C'est fascinant, ce que fait Daoud dans ce roman : ré-inventer toute une histoire pour cet Arabe anonyme tué par "L'Étranger" de Camus.
Il s'appelait Moussa Ould-el-Assasse. Il avait une mère, M'ma, un petit frère, Haroun. C'est le petit frère qui raconte, 70 ans après, devenu un vieil alcoolique qui radote dans un café d'Oran… Ce roman est d'abord la biographie intime d'un enfant qui a grandi dans la solitude, sous l'emprise d'une mère endeuillée.
C'est aussi un roman historique, qui raconte une enfance pauvre dans l'Alger des colonies : "Nous, petite collection de poux, perdus sur le dos d'un immense animal géologique qui était la ville et ses mille ruelles."
Et un roman historique qui nous plonge dans le flot de la guerre d'Algérie et de l'Indépendance :
"Peut-être la bonne question, après tout, est-elle la suivante : que faisait TON héros sur cette plage ? Pas uniquement ce jour-là, mais depuis si longtemps ! Depuis un siècle pour être franc."
Haroun a aussi été un meurtrier, et comme Meursault il a été suspect, non du crime, mais d'une faute morale : pour l'un, de n'avoir pas pleuré sa mère ; pour l'autre, de n'avoir pas rejoint le maquis.
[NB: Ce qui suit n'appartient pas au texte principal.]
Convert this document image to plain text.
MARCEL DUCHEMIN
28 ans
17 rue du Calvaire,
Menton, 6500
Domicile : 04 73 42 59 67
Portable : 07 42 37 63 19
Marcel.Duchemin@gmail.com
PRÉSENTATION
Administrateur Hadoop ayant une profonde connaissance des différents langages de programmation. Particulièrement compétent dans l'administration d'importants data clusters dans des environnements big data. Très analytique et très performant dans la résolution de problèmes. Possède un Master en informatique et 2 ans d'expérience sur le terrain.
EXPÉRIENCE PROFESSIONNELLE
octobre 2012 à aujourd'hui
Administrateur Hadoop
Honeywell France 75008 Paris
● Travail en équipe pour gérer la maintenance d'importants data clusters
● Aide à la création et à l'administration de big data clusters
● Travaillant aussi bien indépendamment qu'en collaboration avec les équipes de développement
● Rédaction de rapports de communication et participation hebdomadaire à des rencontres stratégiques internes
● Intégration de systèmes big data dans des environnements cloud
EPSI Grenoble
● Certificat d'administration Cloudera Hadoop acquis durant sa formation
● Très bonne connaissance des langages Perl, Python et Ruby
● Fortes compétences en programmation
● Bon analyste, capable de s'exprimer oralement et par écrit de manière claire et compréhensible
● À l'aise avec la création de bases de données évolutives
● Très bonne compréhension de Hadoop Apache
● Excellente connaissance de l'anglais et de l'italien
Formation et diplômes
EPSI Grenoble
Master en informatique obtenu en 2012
Fascinants tous ces parallèles que dresse Daoud, à commencer par l'invention de ce livre :
"Le titre en était L'Autre, le nom de l'assassin était écrit en lettres noires et strictes, en haut à droite : Meursault." Et d'évoquer la prononciation de Meursault en arabe, "El-Merssoul, l'envoyé ou le messager."
Il y a beaucoup de choses à tirer, donc, de cette double lecture : celle de "L'Étranger" et celle de cette contre-enquête, dans laquelle Daoud relit le roman de Camus "en le faisant pencher de côté pour en faire tomber les détails invisibles."
J'ai apprécié la belle écriture, très littéraire je dirais, mais qui n'échappe pas à quelques longueurs – telle la conversation d'un vieil alcoolique rencontré dans un café d'Oran...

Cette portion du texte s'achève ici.